Marengo devient un moment fondateur du pouvoir napoléonien, consolidant son prestige militaire. Elle ouvre la voie à la domination française en Italie du Nord et s’inscrit dans la dynamique des guerres napoléoniennes.

LE GENERAL DESAIX

Issu d’une famille noble d’Auvergne, il devient sous‑lieutenant à quinze ans en 1783, révélant une vocation militaire précoce.

Desaix adopte une position de loyalisme sans faille envers la Révolution, mais avec une adhésion modérée. Il refuse de suivre son frère émigré en 1791, ce qui le brouille avec sa famille mais proteste contre la suspension du roi en août 1792, ce qui lui vaut un mois d’emprisonnement .

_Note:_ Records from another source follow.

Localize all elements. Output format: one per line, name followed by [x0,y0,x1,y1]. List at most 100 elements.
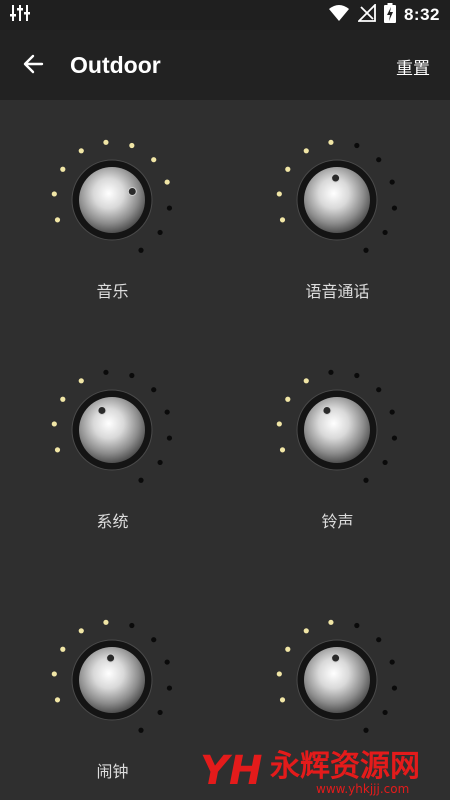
knob-indicator [97,405,107,415]
level-dot [103,139,109,145]
level-dot [276,671,282,677]
knob-label: 音乐 [96,282,129,301]
level-dot [303,628,309,634]
level-dot [54,217,61,223]
level-dot [60,646,66,652]
level-dot [138,477,144,483]
level-dot [389,409,395,415]
volume-knob[interactable] [262,130,412,270]
level-dot [303,148,309,154]
level-dot [157,229,163,236]
watermark-logo: YH 永辉资源网 www.yhkjjj.com [198,740,448,796]
level-dot [166,205,173,211]
knob-indicator [106,653,116,663]
knob-cell: 铃声 [225,360,450,590]
level-dot [151,157,157,163]
volume-knob[interactable] [262,360,412,500]
level-dot [129,142,135,149]
level-dot [354,142,360,149]
level-dot [129,372,135,379]
knob-indicator [331,653,341,663]
level-dot [138,727,144,733]
equalizer-icon [10,4,30,26]
level-dot [363,727,369,733]
level-dot [166,685,173,691]
level-dot [328,139,334,145]
knob-cell: 系统 [0,360,225,590]
page-title: Outdoor [70,52,161,78]
level-dot [164,659,170,665]
level-dot [164,409,170,415]
level-dot [376,637,382,643]
level-dot [54,447,61,453]
knob-indicator [322,405,332,415]
level-dot [391,435,398,441]
level-dot [276,421,282,427]
status-left [10,4,30,26]
volume-knob[interactable] [262,610,412,750]
battery-charging-icon [383,3,396,27]
level-dot [389,179,395,185]
level-dot [279,447,286,453]
svg-text:www.yhkjjj.com: www.yhkjjj.com [316,782,409,796]
arrow-left-icon [22,52,46,80]
status-time: 8:32 [403,5,440,24]
level-dot [60,396,66,402]
level-dot [78,628,84,634]
knob-cell: 音乐 [0,130,225,360]
level-dot [51,421,57,427]
level-dot [382,459,388,466]
level-dot [103,619,109,625]
level-dot [54,697,61,703]
knob-cell: 语音通话 [225,130,450,360]
volume-knob[interactable] [37,130,187,270]
level-dot [391,205,398,211]
reset-button[interactable]: 重置 [396,54,430,79]
level-dot [328,619,334,625]
level-dot [138,247,144,253]
level-dot [303,378,309,384]
volume-knob[interactable] [37,610,187,750]
level-dot [382,709,388,716]
knob-label: 语音通话 [305,282,370,301]
level-dot [354,622,360,629]
level-dot [164,179,170,185]
level-dot [51,671,57,677]
volume-knob[interactable] [37,360,187,500]
level-dot [279,697,286,703]
app-bar: Outdoor 重置 [0,30,450,100]
svg-text:YH: YH [200,748,262,794]
level-dot [363,247,369,253]
level-dot [376,157,382,163]
level-dot [389,659,395,665]
knob-label: 系统 [96,512,129,531]
level-dot [129,622,135,629]
level-dot [78,148,84,154]
level-dot [78,378,84,384]
level-dot [285,396,291,402]
knob-cell: 闹钟 [0,610,225,800]
level-dot [363,477,369,483]
status-right: 8:32 [328,2,440,27]
level-dot [276,191,282,197]
knob-indicator [331,173,341,183]
level-dot [157,459,163,466]
level-dot [354,372,360,379]
level-dot [328,369,334,375]
knob-label: 闹钟 [96,762,129,781]
level-dot [279,217,286,223]
level-dot [285,166,291,172]
knob-indicator [127,187,137,196]
level-dot [166,435,173,441]
back-button[interactable] [18,50,50,82]
knob-label: 铃声 [321,512,354,531]
screen: 8:32 Outdoor 重置 音乐 语音通话系统 铃声闹钟 YH 永辉资源网 ww… [0,0,450,800]
level-dot [103,369,109,375]
level-dot [376,387,382,393]
level-dot [382,229,388,236]
knob-face [304,397,370,463]
knob-face [79,397,145,463]
level-dot [151,637,157,643]
level-dot [151,387,157,393]
level-dot [391,685,398,691]
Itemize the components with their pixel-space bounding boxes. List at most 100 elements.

Général de division en octobre 1793 et il commande l’avant‑garde de l’armée du Rhin. Il sert dans cette armée jusqu’en 1797, souvent comme commandant en second, gagnant une réputation d’excellence militaire et morale.

Desaix encontre Bonaparte en juillet 1797. Il part en Égypte, où il conquiert et administre la Haute‑Égypte avec une telle équité qu’on le surnomme le « Sultan juste ». Bonaparte le laisse en Égypte pour surveiller Kléber, mais les tensions entre les deux hommes conduisent Desaix à demander son retour en France.

Il meurt à Marengo devenant l’une des figures héroïques de l’épopée napoléonienne.